Etat et collectivitésBruno Retailleau : « Le propre d’Emmanuel Macron, c’est des mots sans actes »

16 juillet 2020

Bruno Retailleau, sénateur de Vendée et président du groupe les Républicains au Sénat, était l’invité d’Apolline de Malherbe sur BFMTV

Le sénateur avertit les Français en leur disant de « ne pas se laisser berner par les mots et les discours » d’Emmanuel Macron. L’important, c’est l’action : « ça fait trois ans que nous entendons des discours. Le propre d’Emmanuel Macron, c’est des mots sans actes. Nous attendons Emmanuel Macron sur des actes. »

Cependant, Bruno Retailleau condamne les propos violents de certains gilets jaunes à l’égard d’Emmanuel Macron : « je suis attaché à nos institutions. Je conteste la politique d’Emmanuel Macron mais je reconnais sa légitimité comme président de la République. »

Il faut rétablir l’autorité de l’État et « l’autorité de l’État c’est soutenir les forces de l’ordre ». Nous devons rappeler que « les responsables de violences ne sont pas les policiers ». Le président attend de vraies sanctions à l’encontre de ceux qui s’en prennent aux forces de l’ordre. Rétablir l’autorité de l’État, c’est également mettre fin à l’impunité : « Mme Belloubet a libéré 13 000 détenus. J’attends la construction de prison et l’impunité zéro. »

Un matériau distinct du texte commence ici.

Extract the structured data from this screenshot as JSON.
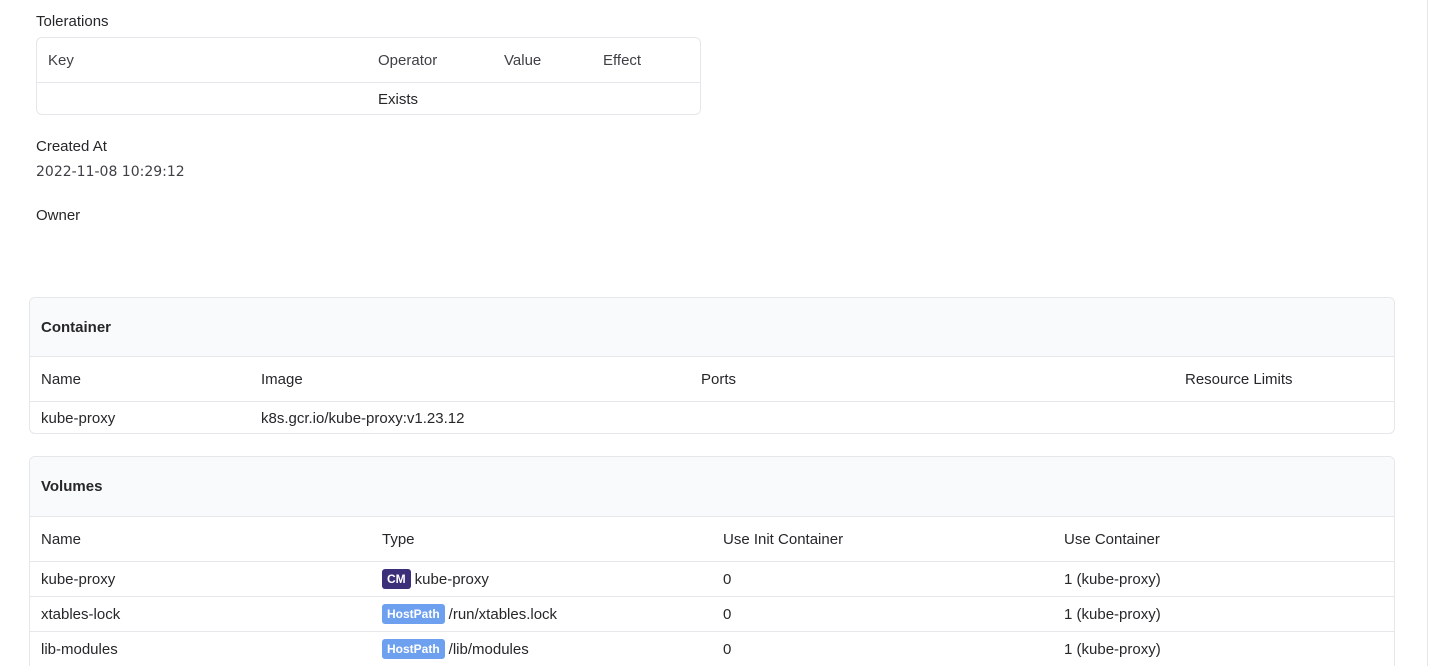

Nous attendons aussi une politique de santé courageuse. D’abord, il faut que l’État mette en place une réelle stratégie face à une potentielle deuxième vague. « Le Premier ministre nous avait annoncé 700 000 tests par semaine. Dans les faits, c’est 300 000. Il n’y a pas de stratégie. Il faut un dépistage massif ». Ensuite, la réforme de l’hôpital doit être profonde : « Il faut changer la tarification, la gouvernance et son organisation ». Au contraire, le Ségur de la santé « se contente de mettre de l’argent dans l’hôpital qui est en train de s’effondrer. 34% du personnel est du personnel administratif. » Là-aussi, Emmanuel Macron doit avoir le courage de réformer.

Le sénateur de Vendée a également évoqué la question des retraites et de la reprise économique. Les Français doivent travailler plus : « je ne connais pas d’épreuve qu’on puisse surmonter sans un minimum d’effort ». Dans la même logique, il faut réformer les retraites en reculant l’âge de départ : « si on ne prend pas de mesure d’âge, on ne sauvera pas les retraites ».